Opinion
2011-11-15
Sanders & Solomon, P.C., Melville, N.Y. (Michael B. Solomon of counsel), for appellant.Horn & Horn, Huntington, N.Y. (Jeffrey S. Horn and Lori A. McNeely of counsel), for respondent.
Sanders & Solomon, P.C., Melville, N.Y. (Michael B. Solomon of counsel), for appellant.Horn & Horn, Huntington, N.Y. (Jeffrey S. Horn and Lori A. McNeely of counsel), for respondent.
In an action, inter alia, to recover damages for conversion, the defendant appeals from so much of an order of the Supreme Court, Suffolk County (Gazzillo, J.), dated January 19, 2011, as denied his motion to disqualify the plaintiff's counsel.
ORDERED that the order is reversed insofar as appealed from, on the facts and in the exercise of discretion, with costs, and the defendant's motion to disqualify the plaintiff's counsel is granted.
“A party's entitlement to be represented in ongoing litigation by counsel of its choice is a valued right” ( Hudson Val. Mar., Inc. v. Town of Cortlandt, 54 A.D.3d 999, 1000, 865 N.Y.S.2d 122; see S & S Hotel Ventures Ltd. Partnership v. 777 S.H. Corp., 69 N.Y.2d 437, 440, 515 N.Y.S.2d 735, 508 N.E.2d 647; Wolfson v. Posner, 57 A.D.3d 979, 980, 869 N.Y.S.2d 804). Nevertheless, pursuant to rule 3.7 of the Rules of Professional Conduct (22 NYCRR 1200.0), unless certain exceptions apply, “[a] lawyer shall not act as advocate before a tribunal in a matter in which the lawyer is likely to be a witness on a significant issue of fact” (Rules of Professional Conduct [22 NYCRR 1200.0] rule 3.7; see Falk v. Gallo, 73 A.D.3d 685, 686, 901 N.Y.S.2d 99; see also S & S Hotel Ventures Ltd. Partnership v. 777 S.H. Corp., 69 N.Y.2d at 445–446, 515 N.Y.S.2d 735, 508 N.E.2d 647).

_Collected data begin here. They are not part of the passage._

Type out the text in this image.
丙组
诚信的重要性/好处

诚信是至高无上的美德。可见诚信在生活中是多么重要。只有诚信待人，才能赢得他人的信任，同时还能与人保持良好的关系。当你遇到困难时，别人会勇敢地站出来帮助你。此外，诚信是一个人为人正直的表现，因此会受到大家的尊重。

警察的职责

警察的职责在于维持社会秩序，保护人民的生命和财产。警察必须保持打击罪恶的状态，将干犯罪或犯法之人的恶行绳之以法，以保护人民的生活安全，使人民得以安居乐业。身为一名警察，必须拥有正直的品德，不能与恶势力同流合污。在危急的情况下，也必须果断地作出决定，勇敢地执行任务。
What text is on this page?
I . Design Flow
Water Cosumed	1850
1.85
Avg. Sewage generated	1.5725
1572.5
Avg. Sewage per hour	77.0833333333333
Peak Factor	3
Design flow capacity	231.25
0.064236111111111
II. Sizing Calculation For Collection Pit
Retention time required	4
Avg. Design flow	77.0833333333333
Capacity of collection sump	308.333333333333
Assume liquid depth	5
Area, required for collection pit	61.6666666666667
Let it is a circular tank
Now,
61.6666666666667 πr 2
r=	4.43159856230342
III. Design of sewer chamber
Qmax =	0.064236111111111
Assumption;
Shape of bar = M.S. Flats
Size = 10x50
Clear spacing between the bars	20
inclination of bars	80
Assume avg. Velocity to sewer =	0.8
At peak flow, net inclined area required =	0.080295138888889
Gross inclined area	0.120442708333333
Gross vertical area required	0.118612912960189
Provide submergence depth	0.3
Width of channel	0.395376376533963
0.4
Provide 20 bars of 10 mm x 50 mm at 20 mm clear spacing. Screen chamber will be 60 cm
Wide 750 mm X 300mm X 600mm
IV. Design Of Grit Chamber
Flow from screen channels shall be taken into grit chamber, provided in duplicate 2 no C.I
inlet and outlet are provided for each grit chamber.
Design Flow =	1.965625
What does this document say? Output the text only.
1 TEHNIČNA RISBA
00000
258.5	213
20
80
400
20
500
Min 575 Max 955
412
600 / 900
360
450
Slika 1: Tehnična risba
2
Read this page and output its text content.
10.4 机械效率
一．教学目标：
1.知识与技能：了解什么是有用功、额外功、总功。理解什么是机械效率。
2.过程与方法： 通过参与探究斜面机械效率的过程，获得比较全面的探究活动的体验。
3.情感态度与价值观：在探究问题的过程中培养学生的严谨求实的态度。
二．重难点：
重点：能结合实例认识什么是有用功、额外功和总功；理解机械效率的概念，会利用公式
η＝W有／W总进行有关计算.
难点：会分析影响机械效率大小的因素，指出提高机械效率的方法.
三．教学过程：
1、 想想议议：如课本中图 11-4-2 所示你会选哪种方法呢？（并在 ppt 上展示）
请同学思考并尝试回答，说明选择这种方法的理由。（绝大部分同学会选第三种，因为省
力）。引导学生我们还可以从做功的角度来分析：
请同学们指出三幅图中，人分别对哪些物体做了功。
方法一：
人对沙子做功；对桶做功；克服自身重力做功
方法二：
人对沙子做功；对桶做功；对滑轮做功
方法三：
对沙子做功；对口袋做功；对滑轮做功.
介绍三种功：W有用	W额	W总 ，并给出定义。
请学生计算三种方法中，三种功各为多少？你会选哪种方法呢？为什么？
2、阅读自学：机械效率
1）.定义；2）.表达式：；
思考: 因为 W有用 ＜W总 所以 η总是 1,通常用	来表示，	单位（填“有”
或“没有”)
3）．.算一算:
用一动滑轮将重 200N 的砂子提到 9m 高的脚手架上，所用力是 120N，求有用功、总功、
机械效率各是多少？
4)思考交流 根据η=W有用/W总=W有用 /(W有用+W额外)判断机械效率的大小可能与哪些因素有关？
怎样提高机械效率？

The plaintiff contended that she contributed substantially all of the funds on deposit in certain joint bank accounts held by the parties, such that the defendant's conduct in withdrawing a large portion of those funds constituted conversion. The defendant contended that one of those bank accounts contained his separate funds, which he had transferred into the plaintiff's name on the advice of the plaintiff's present counsel at a time when he was a defendant in an unrelated personal injury action. The plaintiff, who was present when the defendant consulted with her attorney regarding the personal injury action, denies that any such advice was given. Since the origin of the funds in the joint accounts is a significant factual issue in the case, and because the plaintiff's counsel is the “only person, other than the parties, who had knowledge of” the advice he gave to the defendant regarding a portion of those funds, and is in a position to corroborate the testimony of one of the parties, he is “likely to be a witness on a significant issue of fact” ( Falk v. Gallo, 73 A.D.3d at 686, 901 N.Y.S.2d 99 [internal quotation marks omitted] ). Accordingly, the Supreme Court improvidently exercised its discretion in denying the defendant's motion to disqualify the plaintiff's counsel ( id.; see Kattas v. Sherman, 32 A.D.3d 496, 497, 820 N.Y.S.2d 631; Bridges v. Alcan Constr. Corp., 134 A.D.2d 316, 317, 520 N.Y.S.2d 793).
In light of our determination, we need not reach the parties' remaining contentions.